Lo dijo más para sí que para los otros, pero Fran la miró fijo.
—¿El bosque? No importa realmente, ¿no es así? No hay otra dirección que podamos tomar.
—No sabemos lo que puede haber ahí dentro —repuso preocupada Esti. Lo menos importante podrían ser los animales salvajes. —Jugueteó con el cuchillo que pendía de su funda en su cinturón.
—Bueno, pues no lo descubriremos a menos que vayamos.
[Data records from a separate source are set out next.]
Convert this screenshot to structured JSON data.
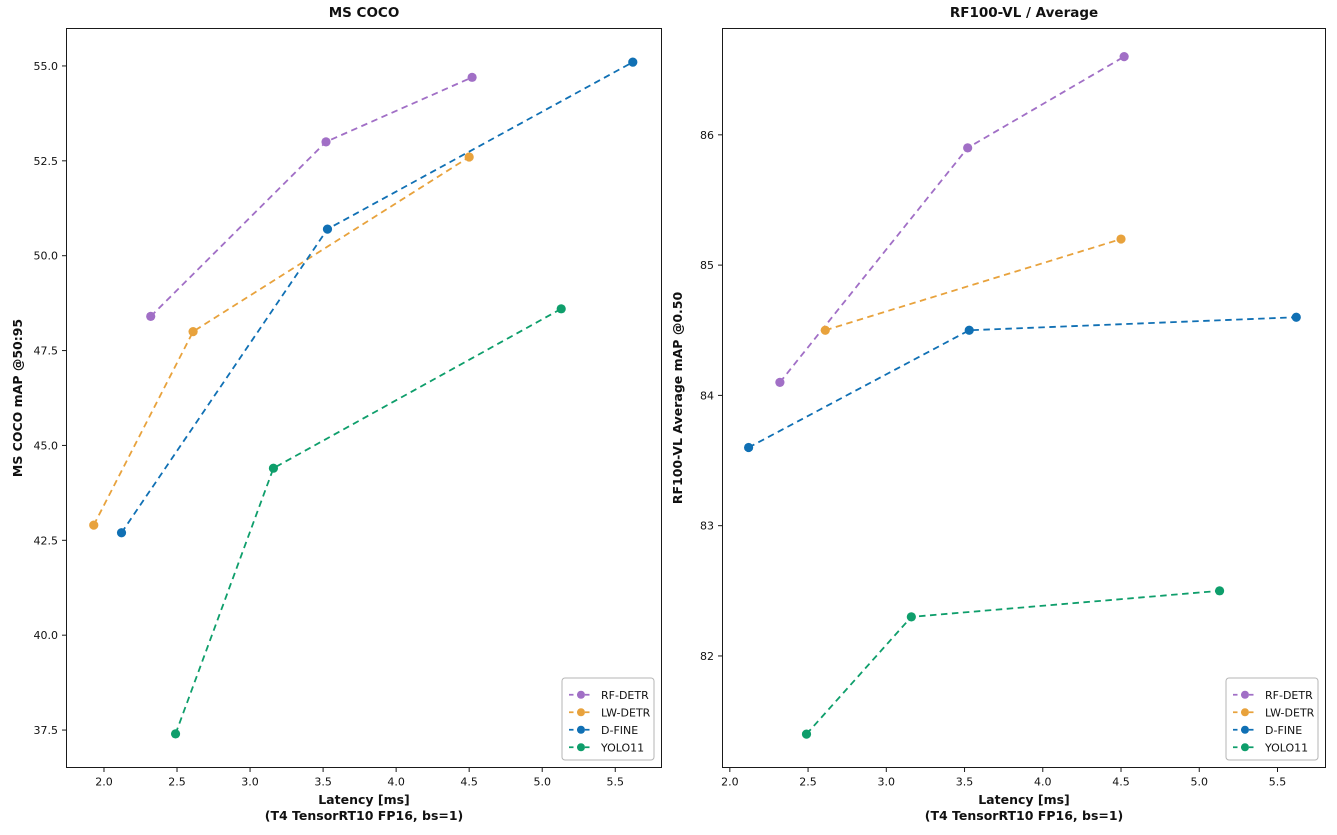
{
  "figure": {
    "background": "#ffffff",
    "text_color": "#111111",
    "spine_color": "#1a1a1a",
    "legend_border_color": "#b5b5b5"
  },
  "chart_data": [
    {
      "type": "line",
      "title": "MS COCO",
      "xlabel": "Latency [ms]",
      "xlabel_note": "(T4 TensorRT10 FP16, bs=1)",
      "ylabel": "MS COCO mAP @50:95",
      "xlim": [
        1.74,
        5.82
      ],
      "ylim": [
        36.5,
        56.0
      ],
      "xtick_values": [
        2.0,
        2.5,
        3.0,
        3.5,
        4.0,
        4.5,
        5.0,
        5.5
      ],
      "xtick_labels": [
        "2.0",
        "2.5",
        "3.0",
        "3.5",
        "4.0",
        "4.5",
        "5.0",
        "5.5"
      ],
      "ytick_values": [
        37.5,
        40.0,
        42.5,
        45.0,
        47.5,
        50.0,
        52.5,
        55.0
      ],
      "ytick_labels": [
        "37.5",
        "40.0",
        "42.5",
        "45.0",
        "47.5",
        "50.0",
        "52.5",
        "55.0"
      ],
      "grid": false,
      "legend_position": "lower right",
      "line_style": "dashed",
      "marker": "circle",
      "series": [
        {
          "name": "RF-DETR",
          "color": "#a16fc6",
          "x": [
            2.32,
            3.52,
            4.52
          ],
          "y": [
            48.4,
            53.0,
            54.7
          ]
        },
        {
          "name": "LW-DETR",
          "color": "#e8a23c",
          "x": [
            1.93,
            2.61,
            4.5
          ],
          "y": [
            42.9,
            48.0,
            52.6
          ]
        },
        {
          "name": "D-FINE",
          "color": "#1070b4",
          "x": [
            2.12,
            3.53,
            5.62
          ],
          "y": [
            42.7,
            50.7,
            55.1
          ]
        },
        {
          "name": "YOLO11",
          "color": "#0e9e6b",
          "x": [
            2.49,
            3.16,
            5.13
          ],
          "y": [
            37.4,
            44.4,
            48.6
          ]
        }
      ]
    },
    {
      "type": "line",
      "title": "RF100-VL / Average",
      "xlabel": "Latency [ms]",
      "xlabel_note": "(T4 TensorRT10 FP16, bs=1)",
      "ylabel": "RF100-VL Average mAP @0.50",
      "xlim": [
        1.95,
        5.81
      ],
      "ylim": [
        81.14,
        86.82
      ],
      "xtick_values": [
        2.0,
        2.5,
        3.0,
        3.5,
        4.0,
        4.5,
        5.0,
        5.5
      ],
      "xtick_labels": [
        "2.0",
        "2.5",
        "3.0",
        "3.5",
        "4.0",
        "4.5",
        "5.0",
        "5.5"
      ],
      "ytick_values": [
        82,
        83,
        84,
        85,
        86
      ],
      "ytick_labels": [
        "82",
        "83",
        "84",
        "85",
        "86"
      ],
      "grid": false,
      "legend_position": "lower right",
      "line_style": "dashed",
      "marker": "circle",
      "series": [
        {
          "name": "RF-DETR",
          "color": "#a16fc6",
          "x": [
            2.32,
            3.52,
            4.52
          ],
          "y": [
            84.1,
            85.9,
            86.6
          ]
        },
        {
          "name": "LW-DETR",
          "color": "#e8a23c",
          "x": [
            2.61,
            4.5
          ],
          "y": [
            84.5,
            85.2
          ]
        },
        {
          "name": "D-FINE",
          "color": "#1070b4",
          "x": [
            2.12,
            3.53,
            5.62
          ],
          "y": [
            83.6,
            84.5,
            84.6
          ]
        },
        {
          "name": "YOLO11",
          "color": "#0e9e6b",
          "x": [
            2.49,
            3.16,
            5.13
          ],
          "y": [
            81.4,
            82.3,
            82.5
          ]
        }
      ]
    }
  ],
  "legend": {
    "entries": [
      "RF-DETR",
      "LW-DETR",
      "D-FINE",
      "YOLO11"
    ]
  }
}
Índigo sospechó que Fran se obligaba a sí mismo a hablar con más confianza de la que en realidad sentía.
—A lo mejor podemos encontrar un sendero o algo parecido. —Alzó el farol aún más y dio un cauteloso paso en dirección a los árboles, luego otro... y de pronto Esti agarró con fuerza el brazo de Índigo.
—¡Índigo! ¡La luz!
Cuando Fran avanzó hacia adelante, la luz del farol perdió brillo, su resplandor perdió su cálido tono amarillo para transformarse en un enfermizo destello de color indefinido. Fran se quedó totalmente inmóvil, y lo contempló horrorizado; entonces, dio un paso hacia atrás, y de inmediato el farol volvió a brillar con más fuerza.
—¡Fran, regresa! —gritó Esti.
Fran levantó la mano que tenía libre.
—No —respondió—. Aguardad.
Avanzó hacia adelante otra vez; de nuevo el farol perdió potencia. Se detuvo, atisbo al interior del bosque por un momento, luego se volvió rápidamente y les hizo señales para que se acercaran.